150g king prawns, raw and peeled (approx. 12)

100g scallops (approx. 4)

100g of cod or ling

150ml of tomato juice

200ml fish stock (use low-salt stock if possible)

1 garlic clove

20 cherry tomatoes

350g of spaghetti

75ml of rapeseed oil

10g basil

40g spinach

10g parsley

Black pepper


  1. Step 1

    Slice the fish and scallops into similar sized pieces. This will ensure that it will cook evenly. so that all the seafood is a similar size, so that it will cook evenly. Peel and finely chop the garlic and roughly chop the basil and parsley.

  2. Step 2

    Make up the fish stock and add to a pan, along with the tomato juice. Bring to a simmer over a medium heat and cook until the liquid has reduced by half, about 10 mins. Halve the cherry tomatoes.

  3. Step 3

    Add the spaghetti to a pan of boiling water and cook according to the instructions while you prepare the sauce. Stir occasionally until just cooked, then drain immediately.

  4. Step 4

    In a large frying pan, heat the oil gently and add the garlic. Once the garlic begins to colour, add the prawns, scallops and fish. Fry gently for 3-4 mins.

  5. Step 5

    Pour the fish stock and tomato reduction into the seafood. Then, add the cherry tomatoes, parsley, basil and spinach. Simmer for 2 minutes and then take off the heat.

  6. Step 6

    Once the spaghetti is cooked, put the sauce back on a low heat. Add the spaghetti to the pan, toss it well to combine and then season with black pepper. Serve immediately.

Food facts

The spaghetti is the main sources of carbohydrate in this recipe and the value has been provided for those who have been trained in insulin adjustment.

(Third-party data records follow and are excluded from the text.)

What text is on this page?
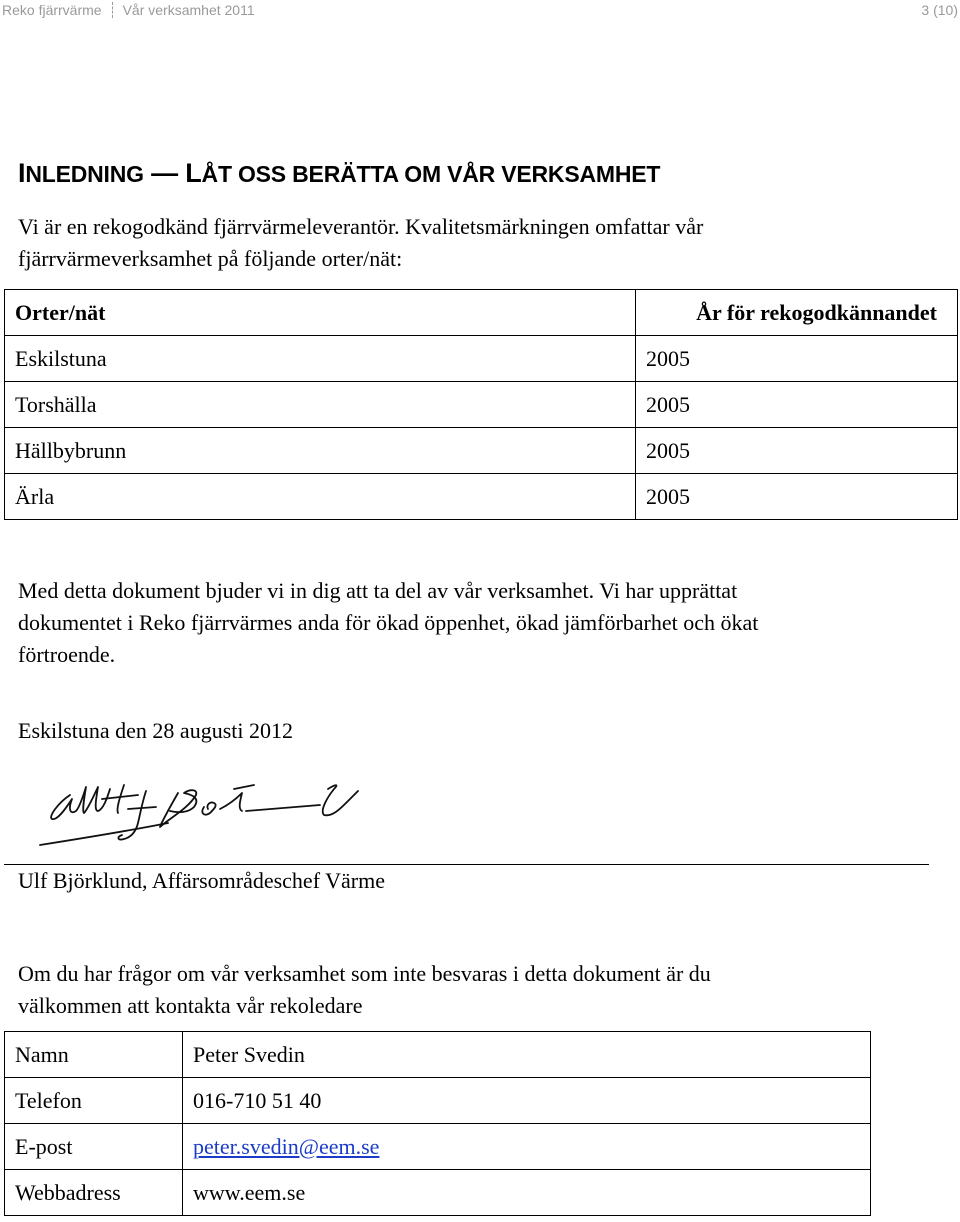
Reko fjärrvärme Vår verksamhet 2011	3 (10)
INLEDNING — LÅT OSS BERÄTTA OM VÅR VERKSAMHET
Vi är en rekogodkänd fjärrvärmeleverantör. Kvalitetsmärkningen omfattar vår
fjärrvärmeverksamhet på följande orter/nät:
Orter/nät	År för rekogodkännandet
Eskilstuna	2005
Torshälla	2005
Hällbybrunn	2005
Ärla	2005
Med detta dokument bjuder vi in dig att ta del av vår verksamhet. Vi har upprättat
dokumentet i Reko fjärrvärmes anda för ökad öppenhet, ökad jämförbarhet och ökat
förtroende.
Eskilstuna den 28 augusti 2012
Ulf Björklund, Affärsområdeschef Värme
Om du har frågor om vår verksamhet som inte besvaras i detta dokument är du
välkommen att kontakta vår rekoledare
Namn	Peter Svedin
Telefon	016-710 51 40
E-post	peter.svedin@eem.se
Webbadress	www.eem.se
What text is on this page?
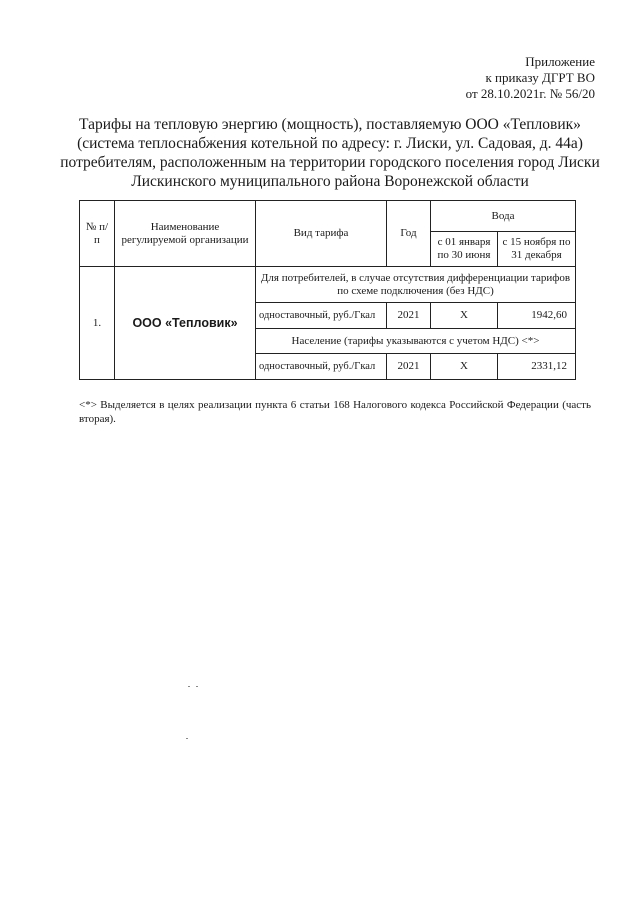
Приложение
к приказу ДГРТ ВО
от 28.10.2021г. № 56/20
Тарифы на тепловую энергию (мощность), поставляемую ООО «Тепловик»
(система теплоснабжения котельной по адресу: г. Лиски, ул. Садовая, д. 44а)
потребителям, расположенным на территории городского поселения город Лиски
Лискинского муниципального района Воронежской области
№ п/п	Наименование регулируемой организации	Вид тарифа	Год	Вода	
				с 01 января по 30 июня	с 15 ноября по 31 декабря
1.	ООО «Тепловик»	Для потребителей, в случае отсутствия дифференциации тарифов по схеме подключения (без НДС)			
		одноставочный, руб./Гкал	2021	Х	1942,60
		Население (тарифы указываются с учетом НДС) <*>			
		одноставочный, руб./Гкал	2021	Х	2331,12
<*> Выделяется в целях реализации пункта 6 статьи 168 Налогового кодекса Российской Федерации (часть вторая).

Although this dish contains some high potassium ingredients, such as tomato juice, cherry tomatoes and spinach, the amounts used are minimal to ensure the entire meal is still low in potassium and can be enjoyed as part of a low potassium diet.

Despite also containing some ingredients high in phosphate, such as prawns and scallops, overall, this dish is low in phosphate and can be enjoyed as part of a low phosphate diet.

This meal still contains some phosphate, so if you have been prescribed a phosphate binder, ensure you take them with this dish.

The seafood used in this recipe provides a good source of protein which is great for people receiving dialysis who need to eat more protein. If you have been advised to eat a low protein diet, use a smaller portion of seafood, about third of the recipe portion.

Use a gluten-free stock cube and spaghetti.

There is no added salt in this recipe, but it is found naturally in the seafood. It is only slightly above the range to be classified a low salt dish. Choose a fish stock cube with the lowest amount of salt.

This dish is best eaten immediately. However, if storing, then allow to cool and store in an airtight container in the fridge for up to two days. Reheat thoroughly before serving.

For those with a transplant, it is best to purchase your fish pre-packaged.